Thursday, October 8, 2009

Moo Becomes Orthodox

(Click on picture to embiggen)

Well folks, I'd like to announce that I've finally decided to become Orthodox. It just seemed to be a natural part of my journey. I mean, think about it... I'm in a perpetual state of prostration. I'm vegan. I literally AM the lowliest servant. I'm celibate and live rent free in a mud hut in someone else's back yard by myself. I don't have a job. I don't bathe and go barefoot. I walk around in circles all day with my prayer rope and wait for someone to give me food. "Really Slow" is just peachy in my book. Most importantly, I grew a beard... and that's quite an accomplishment for a tortoise.

I visited St. John's Monastery recently where s-p worked on the Church (we're all sitting in front of it here). Bishop Benjamin was visiting. By the look on his face you'd think he'd never seen an Orthodox reptile before. I had a nice chat with him about ordination. He asked how long I've been Orthodox and I told him, "Long enough to grow this beard!" He said something about me not being the first new convert he ever met with a beard and a prayer rope. He told me there's something about a canonical impediment for reptiles. I guess I'll have to check out "The Rudder" to see if he's blowing incense up my shell.

Anyway, just thought I'd share my journey with my friends. More to come, I'm sure...


  1. other than the whole bit about standing in line with over 2000 years of church history and never hearing another contemporary christian worship song, i have to say that the beards are one of the things that appeal to me most about orthodoxy. maybe it's just growing up a zz top fan before finding jesus, but i'm jealous :)

  2. Well Moo,
    Since you are Orthodox do I have to kiss you once on each cheek, or just once, or the 3 times thing like in some Eastern European cultures? Or does your jurisdiction just shake hands? I know the other day you were angling for a kiss, but you know I am weirded out by humans kissing pets. Here's some lettuce

  3. Hi tgw, Turtles never "shake" anything. :)
    Actually, the Tortisian Orthodox are monokissites, we only kiss once (and never tell!) Our Tradition probably developed because at our speed if we did the Russian triple kiss thing we'd be at Church all day just greeting one another hello.
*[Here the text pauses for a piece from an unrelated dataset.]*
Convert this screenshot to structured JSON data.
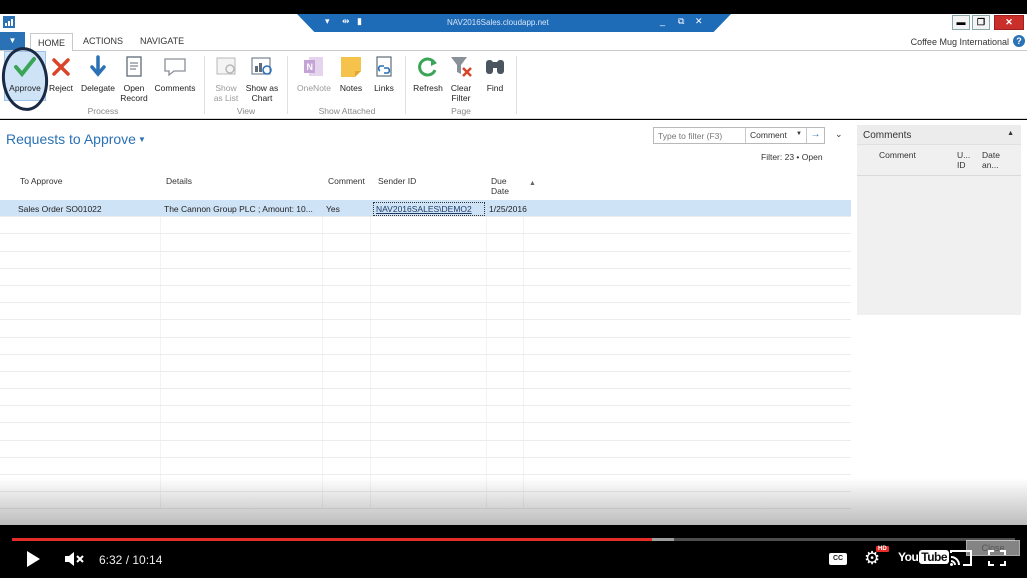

    I understand how you feel about kissing pets. s-p weirds me out and I'm glad he just pats me on the head and gives me lettuce as a greeting. I'm always good with that instead of a kiss. Kissing is fine but when you're done your stomach still growls, and besides, it is much less awkward for the humans.

  4. ~grins ear 2 ear~ Shakes her head~ giggles wildly~... God grant you many years Moo! Hopefully the slower pace of life will give you peace & contentment for a lifetime. =-)

  5. Mnoy ga a lettuce, Moo.

    Am I right in thinking there is no great theological difference between monokissites and dyokissites and it's all down to a misunderstanding because Chalcedon was convened too quickly for the Tortisians to get there?

  6. Moo,

    Are you old calendar? I ask because it occurs to me that you may be older than the implementation of the new calendar.

  7. Och, Actually St. John's Monastery (OCA)is on the Old Calendar (you can tell because the monks' beards are just a LIIITTTLLE bit longer than the new calendar monks'). (Former)Abbot Jonah was given a special dispensation from Bp. Tikhon and not recinded by Bp. Benjamin. One thing good about being Tortisian Orthodox, as Margaret points out, is we don't have a problem with "Slow" and "a loooonnnggg time". (Don't stand in front of the Orthodox Glacier, you might be run over in 900 years!) Actually, I wasn't alive when the calendar changed but I may very well be alive when the issue is resolved in another 100 years or more.